Äthiopien ist ein Land mit 110 Millionen Einwohnern, es ist als einziges Land Afrikas nie wirklich kolonialisiert worden, hat seine eigene Schrift, Uhrzeit und seinen eigenen Kalender. Es gibt etwa 80 Volksgruppen, die sich darauf einigen können, dass es kein besseres Essen gibt als das säuerliche Fladenbrot Injera. Aber sonst oft auf nicht sehr viel mehr. Das Land hat in den vergangenen Jahrzehnten viele Staatsformen durchgemacht, war Kaiserreich, kommunistische Betondiktatur und autoritärer Einparteienstaat.

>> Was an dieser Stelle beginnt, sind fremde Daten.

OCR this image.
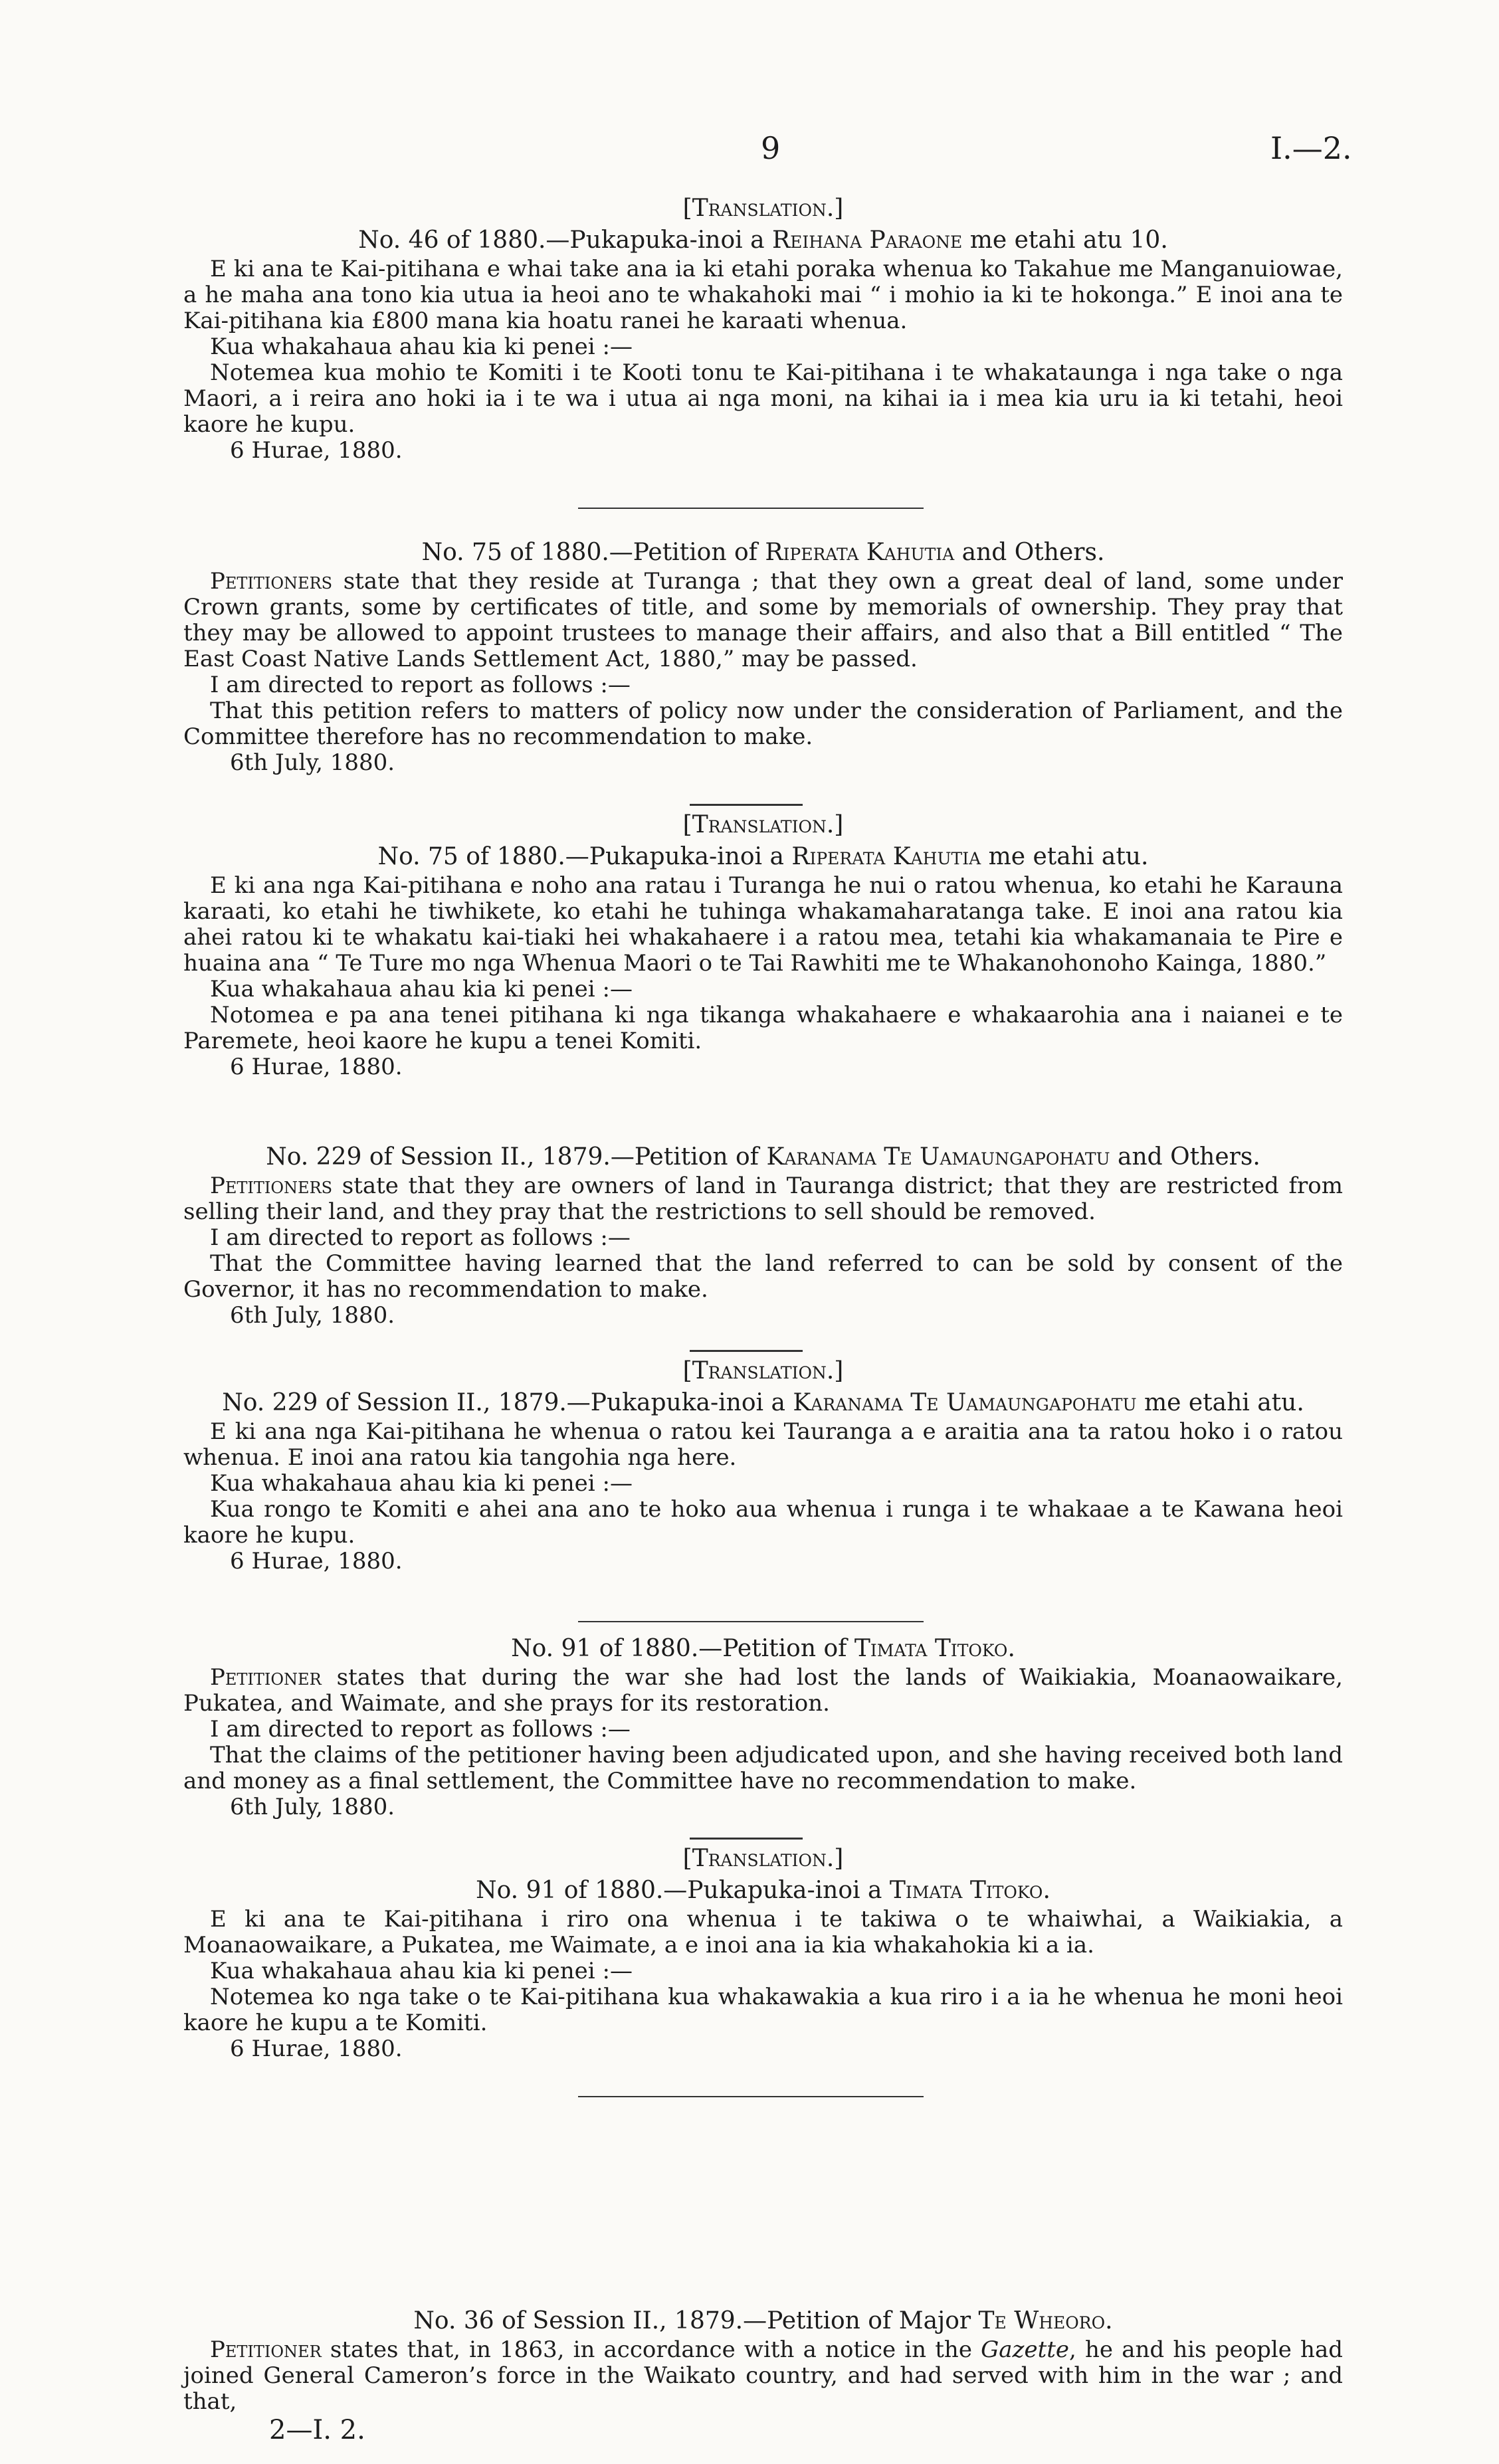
9	I.—2.
[Translation.]
No. 46 of 1880.—Pukapuka-inoi a Reihana Paraone me etahi atu 10.

E ki ana te Kai-pitihana e whai take ana ia ki etahi poraka whenua ko Takahue me Manganuiowae, a he maha ana tono kia utua ia heoi ano te whakahoki mai “ i mohio ia ki te hokonga.” E inoi ana te Kai-pitihana kia £800 mana kia hoatu ranei he karaati whenua.

Kua whakahaua ahau kia ki penei :—

Notemea kua mohio te Komiti i te Kooti tonu te Kai-pitihana i te whakataunga i nga take o nga Maori, a i reira ano hoki ia i te wa i utua ai nga moni, na kihai ia i mea kia uru ia ki tetahi, heoi kaore he kupu.

6 Hurae, 1880.

No. 75 of 1880.—Petition of Riperata Kahutia and Others.

Petitioners state that they reside at Turanga ; that they own a great deal of land, some under Crown grants, some by certificates of title, and some by memorials of ownership. They pray that they may be allowed to appoint trustees to manage their affairs, and also that a Bill entitled “ The East Coast Native Lands Settlement Act, 1880,” may be passed.

I am directed to report as follows :—

That this petition refers to matters of policy now under the consideration of Parliament, and the Committee therefore has no recommendation to make.

6th July, 1880.

[Translation.]
No. 75 of 1880.—Pukapuka-inoi a Riperata Kahutia me etahi atu.

E ki ana nga Kai-pitihana e noho ana ratau i Turanga he nui o ratou whenua, ko etahi he Karauna karaati, ko etahi he tiwhikete, ko etahi he tuhinga whakamaharatanga take. E inoi ana ratou kia ahei ratou ki te whakatu kai-tiaki hei whakahaere i a ratou mea, tetahi kia whakamanaia te Pire e huaina ana “ Te Ture mo nga Whenua Maori o te Tai Rawhiti me te Whakanohonoho Kainga, 1880.”

Kua whakahaua ahau kia ki penei :—

Notomea e pa ana tenei pitihana ki nga tikanga whakahaere e whakaarohia ana i naianei e te Paremete, heoi kaore he kupu a tenei Komiti.

6 Hurae, 1880.

No. 229 of Session II., 1879.—Petition of Karanama Te Uamaungapohatu and Others.

Petitioners state that they are owners of land in Tauranga district; that they are restricted from selling their land, and they pray that the restrictions to sell should be removed.

I am directed to report as follows :—

That the Committee having learned that the land referred to can be sold by consent of the Governor, it has no recommendation to make.

6th July, 1880.

[Translation.]
No. 229 of Session II., 1879.—Pukapuka-inoi a Karanama Te Uamaungapohatu me etahi atu.

E ki ana nga Kai-pitihana he whenua o ratou kei Tauranga a e araitia ana ta ratou hoko i o ratou whenua. E inoi ana ratou kia tangohia nga here.

Kua whakahaua ahau kia ki penei :—

Kua rongo te Komiti e ahei ana ano te hoko aua whenua i runga i te whakaae a te Kawana heoi kaore he kupu.

6 Hurae, 1880.

No. 91 of 1880.—Petition of Timata Titoko.

Petitioner states that during the war she had lost the lands of Waikiakia, Moanaowaikare, Pukatea, and Waimate, and she prays for its restoration.

I am directed to report as follows :—

That the claims of the petitioner having been adjudicated upon, and she having received both land and money as a final settlement, the Committee have no recommendation to make.

6th July, 1880.

[Translation.]
No. 91 of 1880.—Pukapuka-inoi a Timata Titoko.

E ki ana te Kai-pitihana i riro ona whenua i te takiwa o te whaiwhai, a Waikiakia, a Moanaowaikare, a Pukatea, me Waimate, a e inoi ana ia kia whakahokia ki a ia.

Kua whakahaua ahau kia ki penei :—

Notemea ko nga take o te Kai-pitihana kua whakawakia a kua riro i a ia he whenua he moni heoi kaore he kupu a te Komiti.

6 Hurae, 1880.

No. 36 of Session II., 1879.—Petition of Major Te Wheoro.

Petitioner states that, in 1863, in accordance with a notice in the Gazette, he and his people had joined General Cameron’s force in the Waikato country, and had served with him in the war ; and that,

2—I. 2.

Seit zwei Jahren regiert Premier Abiy Ahmed, der für seine radikalen Reformen den Friedensnobelpreis bekam. Jetzt führt er das Land in den Krieg. Er bestätigt jene, die immer befürchtet haben, ein Land wie Äthiopien könne nur autoritär und gewaltsam zusammengehalten werden. Während die Welt auf den Ausgang der US-Wahl wartete, schickte Abiy einigermassen unbeachtet sein Militär in die rebellische Region Tigray. Seither dringen trotz Abriegelung und gekappter Kommunikationswege schlimme Nachrichten über Massaker, Kämpfe, Bombardierungen und Vertreibung aus Tigray nach draussen.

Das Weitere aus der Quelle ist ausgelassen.